CVE-2025-7975 is a high-severity vulnerability classified under CWE-22 (Improper Limitation of a Pathname to a Restricted Directory, commonly known as Path Traversal) affecting the Anritsu ShockLine product, specifically version 2023.7.5. The vulnerability arises from improper validation of user-supplied paths during the parsing of CHX files. This flaw allows a remote attacker to craft malicious CHX files or lure a user into visiting a malicious webpage or opening a malicious file, which triggers the vulnerable file parsing logic. Due to insufficient sanitization of the pathname input, an attacker can traverse directories outside the intended restricted directory, enabling arbitrary file operations. This can lead to remote code execution (RCE) in the context of the current user, compromising confidentiality, integrity, and availability of the affected system. The CVSS 3.0 base score is 7.8, indicating a high severity, with attack vector local (AV:L), low attack complexity (AC:L), no privileges required (PR:N), but requiring user interaction (UI:R). The scope is unchanged (S:U), and the impact on confidentiality, integrity, and availability is high (C:H/I:H/A:H). Although no public exploits are currently known in the wild, the vulnerability was responsibly disclosed and published by ZDI (ZDI-CAN-26913). The lack of a patch link suggests that a fix may still be pending or in development. Organizations using Anritsu ShockLine 2023.7.5 should consider this vulnerability critical to address due to the potential for remote code execution triggered by user interaction with malicious content.

For European organizations, the impact of CVE-2025-7975 can be significant, especially for those in telecommunications, network testing, and infrastructure sectors where Anritsu ShockLine is deployed. Successful exploitation could lead to unauthorized code execution, allowing attackers to gain control over affected systems, steal sensitive data, disrupt operations, or use compromised machines as pivot points for further network intrusion. Given the high confidentiality, integrity, and availability impact, critical infrastructure and enterprises relying on ShockLine for network diagnostics and testing could face operational downtime, data breaches, or sabotage. The requirement for user interaction (opening a malicious file or visiting a malicious page) means that social engineering or phishing campaigns could be leveraged to exploit this vulnerability. This elevates the risk in environments with less stringent user awareness or insufficient endpoint protections. Additionally, the lack of a patch increases exposure time, making timely mitigation crucial to prevent exploitation.

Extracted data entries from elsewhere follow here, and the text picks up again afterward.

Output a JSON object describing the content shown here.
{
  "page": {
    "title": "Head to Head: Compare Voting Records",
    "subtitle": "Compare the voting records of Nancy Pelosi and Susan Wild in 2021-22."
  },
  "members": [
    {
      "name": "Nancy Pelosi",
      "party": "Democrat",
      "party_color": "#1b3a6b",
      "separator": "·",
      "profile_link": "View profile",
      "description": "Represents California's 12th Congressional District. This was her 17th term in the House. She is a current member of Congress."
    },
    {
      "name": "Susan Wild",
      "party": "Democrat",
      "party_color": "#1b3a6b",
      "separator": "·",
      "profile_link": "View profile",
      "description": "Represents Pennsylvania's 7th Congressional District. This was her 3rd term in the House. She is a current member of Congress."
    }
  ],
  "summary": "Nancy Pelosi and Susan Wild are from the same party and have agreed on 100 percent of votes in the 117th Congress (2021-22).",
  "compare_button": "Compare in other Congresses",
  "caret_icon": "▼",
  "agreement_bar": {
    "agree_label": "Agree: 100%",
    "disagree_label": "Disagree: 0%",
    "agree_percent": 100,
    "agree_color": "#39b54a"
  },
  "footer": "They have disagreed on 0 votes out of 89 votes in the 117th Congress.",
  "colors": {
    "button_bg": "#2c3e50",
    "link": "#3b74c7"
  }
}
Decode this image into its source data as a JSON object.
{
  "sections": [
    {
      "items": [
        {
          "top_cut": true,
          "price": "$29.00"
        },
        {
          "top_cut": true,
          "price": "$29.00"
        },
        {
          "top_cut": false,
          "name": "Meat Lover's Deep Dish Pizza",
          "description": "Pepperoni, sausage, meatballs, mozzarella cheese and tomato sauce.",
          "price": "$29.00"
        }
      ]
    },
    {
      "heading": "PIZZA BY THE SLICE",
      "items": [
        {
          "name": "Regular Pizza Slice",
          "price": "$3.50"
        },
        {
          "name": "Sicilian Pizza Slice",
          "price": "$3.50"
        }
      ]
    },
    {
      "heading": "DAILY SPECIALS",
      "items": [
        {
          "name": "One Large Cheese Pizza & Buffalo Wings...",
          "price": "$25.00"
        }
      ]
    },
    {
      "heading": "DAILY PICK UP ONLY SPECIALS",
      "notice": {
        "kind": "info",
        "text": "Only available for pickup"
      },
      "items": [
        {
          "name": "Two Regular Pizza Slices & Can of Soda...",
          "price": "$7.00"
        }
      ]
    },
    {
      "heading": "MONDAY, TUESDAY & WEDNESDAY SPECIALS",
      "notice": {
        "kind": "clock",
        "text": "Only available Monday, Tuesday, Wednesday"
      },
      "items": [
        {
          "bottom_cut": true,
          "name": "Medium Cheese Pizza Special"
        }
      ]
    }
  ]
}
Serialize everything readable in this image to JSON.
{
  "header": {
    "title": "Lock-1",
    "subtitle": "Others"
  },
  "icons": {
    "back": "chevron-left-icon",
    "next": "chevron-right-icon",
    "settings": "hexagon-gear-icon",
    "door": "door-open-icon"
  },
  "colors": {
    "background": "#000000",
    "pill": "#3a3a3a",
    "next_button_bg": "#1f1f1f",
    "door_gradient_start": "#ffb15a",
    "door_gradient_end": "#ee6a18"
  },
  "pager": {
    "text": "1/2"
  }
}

1. Immediate mitigation should include restricting user access to ShockLine installations and limiting the opening of untrusted CHX files. 2. Implement strict network segmentation to isolate ShockLine systems from general user networks and internet-facing segments to reduce exposure. 3. Employ endpoint protection solutions capable of detecting and blocking suspicious file operations or exploitation attempts related to path traversal. 4. Conduct user awareness training focusing on phishing and social engineering risks to reduce the likelihood of user interaction with malicious content. 5. Monitor logs and system behavior for unusual file access patterns or unexpected process executions related to ShockLine. 6. Coordinate with Anritsu for timely patch deployment once available; meanwhile, consider applying any vendor-provided workarounds or configuration changes that limit file parsing capabilities or enforce stricter input validation. 7. Use application whitelisting to restrict execution of unauthorized code on systems running ShockLine. 8. Regularly audit and update security policies governing file handling and software usage within the organization.